Valve updated the Steam Deck's specifications sometime in May to disclose the two different drive types. It went largely unnoticed until the folks at Hardwareluxx discovered the change, which we've confirmed by taking a quick trip in the Wayback Machine. Here's the listing as it appeared at the beginning of May...

Steam Deck tech specs as listed in May

And here's what it says now...

Steam Deck tech specs as listed currently
Valve sells three Steam Deck configurations. The least expensive one ($399) comes with 64GB of eMMC storage is not affected by this. The two NVMe SSD models—256GB ($529) and 512GB ($649)—both potentially are affected by the change in specs.

The SSD models employ a socketed M.2 2230 drive, but instead of rolling solo with PCIe Gen 3 x4, Valve now says that some Steam Decks may arrive with a PCIe Gen 3 x4 drive. What does that mean? PCIe Gen 3 x4 serves up around 4GB/s of bandwidth (1GB/s per lane), whereas PCIe Gen 3 x2 cuts the theoretical max bandwidth in half to around 2GB/s.

That's disappointing and it's not clear why the change was made, though Valve claims it "did not see any impact to gaming performance between x2 and x4" in its testing. We have no reason not to take Valve at its word here, because there's still plenty of bandwidth and speed on tap for gaming either way.

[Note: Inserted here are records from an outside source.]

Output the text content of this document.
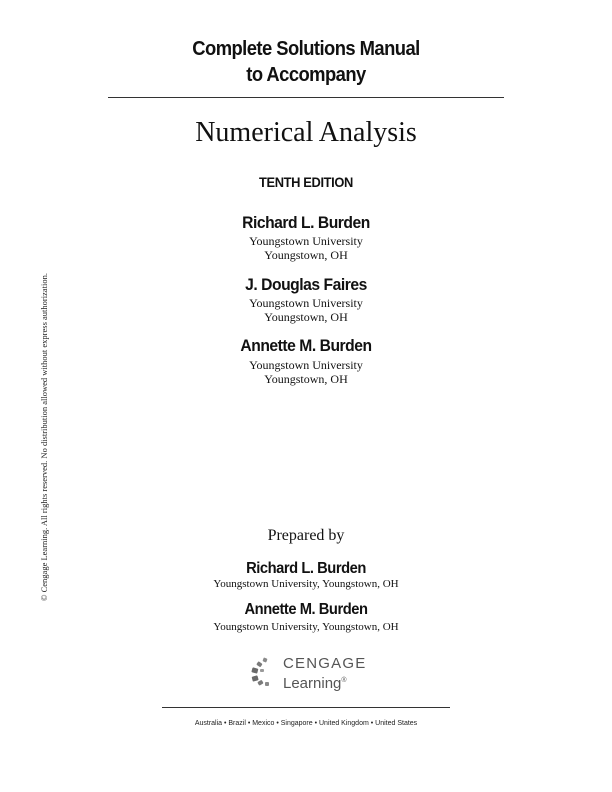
Complete Solutions Manual
to Accompany
Numerical Analysis
TENTH EDITION
Richard L. Burden
Youngstown University
Youngstown, OH
J. Douglas Faires
Youngstown University
Youngstown, OH
Annette M. Burden
Youngstown University
Youngstown, OH
Prepared by
Richard L. Burden
Youngstown University, Youngstown, OH
Annette M. Burden
Youngstown University, Youngstown, OH
CENGAGE
Learning®
Australia • Brazil • Mexico • Singapore • United Kingdom • United States
© Cengage Learning. All rights reserved. No distribution allowed without express authorization.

What matters more for gaming, as it pertains to storage, is having an SSD instead of an HDD. It matters less what kind of SSD, so long as it's relatively modern. Even a SATA-based SSD is going to perform well, with the fastest models topping out at 'only' around 580MB/s.

We'll see storage speeds matter a bit more down the line when developers start taking advantage of Microsoft's DirectStorage API in Windows. But we're not there yet and the Steam Deck runs on a custom version of Linux anyway (though you can install Windows on it).